Thursday, May 11, 2006

Million Dollar Baby

Going to the gym is my way of dealing with stress. 30 minutes on the arc trainer and life is good again! If I have extra time to lift weights...birds start singing and rainbows appear! As busy as the program keeps me, I still try to get there at least 3 times a week.

Last summer I took boxing lessons with some of the other personal trainers at the gym. I saw the boxing trainer trainer tonight and he started asking me about the program. I guess I sounded like a sissy, because he smirked at me and reached for his gloves.

He handed me the gloves and told me to start throwing punches. It felt good to be "back in the ring" again. We sparred together but he never actually hits me (hard, anyway). As we were sparring he kept yelling at me to keep my guard up. And he said something that really struck home..."Step into the Punch!"

"You know you're going to get hit and if you shy away from the punch, then you're going to knocked out! You have to step into the punch and take it. Then fight your way through it! Keep you guard up and step into the punch!"

So, I'm done being a sissy with this school stuff.

My guard is back up, and it's time to start stepping into these punches!

T-rex

Tuesday, May 09, 2006

Welcome to Hell!

So the feeling I had a few weeks ago that I was just going to cruise through the rest of the semester has been obliterated! There is a lot of stuff going on within the program and as a result, they've added on two more exams. Basically, the admin "forgot" to give us the surgery mid-term! So, now they added on that exam as well as another pharmacology exam. Apparently, the admin "forgot" to put antibiotics on the exam we took the other day. So, they're throwing together another exam for that.
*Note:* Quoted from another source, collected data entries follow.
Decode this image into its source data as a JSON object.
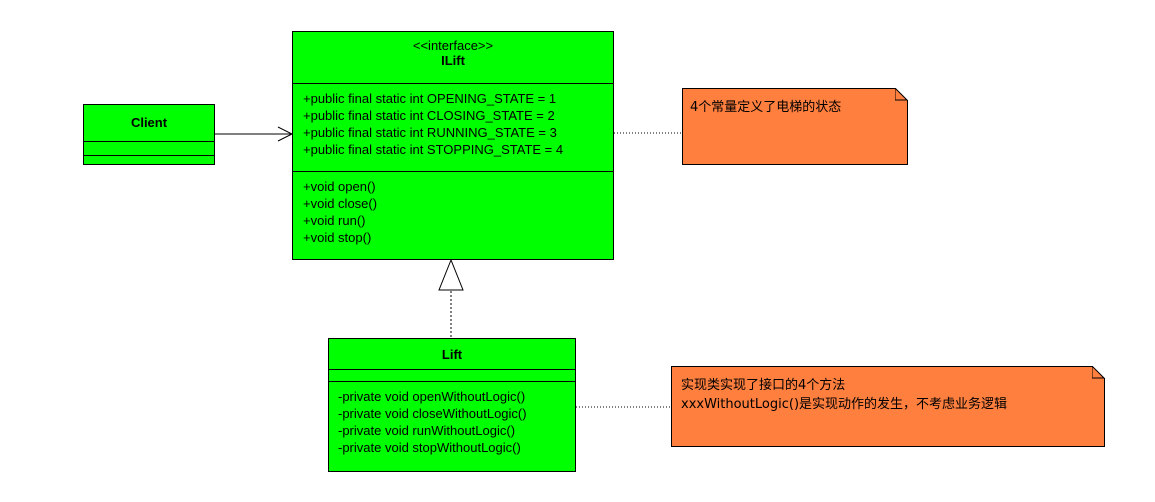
{
  "client": {
    "name": "Client"
  },
  "ilift": {
    "stereotype": "<<interface>>",
    "name": "ILift",
    "attributes": [
      "+public final static int OPENING_STATE = 1",
      "+public final static int CLOSING_STATE = 2",
      "+public final static int RUNNING_STATE = 3",
      "+public final static int STOPPING_STATE = 4"
    ],
    "methods": [
      "+void open()",
      "+void close()",
      "+void run()",
      "+void stop()"
    ]
  },
  "lift": {
    "name": "Lift",
    "methods": [
      "-private void openWithoutLogic()",
      "-private void closeWithoutLogic()",
      "-private void runWithoutLogic()",
      "-private void stopWithoutLogic()"
    ]
  },
  "notes": {
    "constants": "4个常量定义了电梯的状态",
    "impl_line1": "实现类实现了接口的4个方法",
    "impl_line2": "xxxWithoutLogic()是实现动作的发生，不考虑业务逻辑"
  },
  "colors": {
    "class_fill": "#00ff00",
    "note_fill": "#ff7f3f",
    "line": "#000000"
  }
}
Of course my class wasn't going to take this without a fight. So, the director of the program addressed the class and apologized for the miscommunication and carelessness of the staff. He also opened up the floor to hear all of our criticisms and concerns about how things are going. There are a handful of instructors that do not take their job as seriously or as professionally as we (as a class) would like. So, once that was revealed, I was surprised that the director actually took it to heart and promised that he would look into it. He is the type of guy that you DON'T want to get in a confrontation with!

He came back and addressed the class again the next day and told us that he is addressing all of our concerns. He even typed up a 3 page memo detailing the changes that he's making in the program. He also asked us to type up an anonymous letter with any other concerns we have about our education and the instructors. I was impressed...very, very, very impressed.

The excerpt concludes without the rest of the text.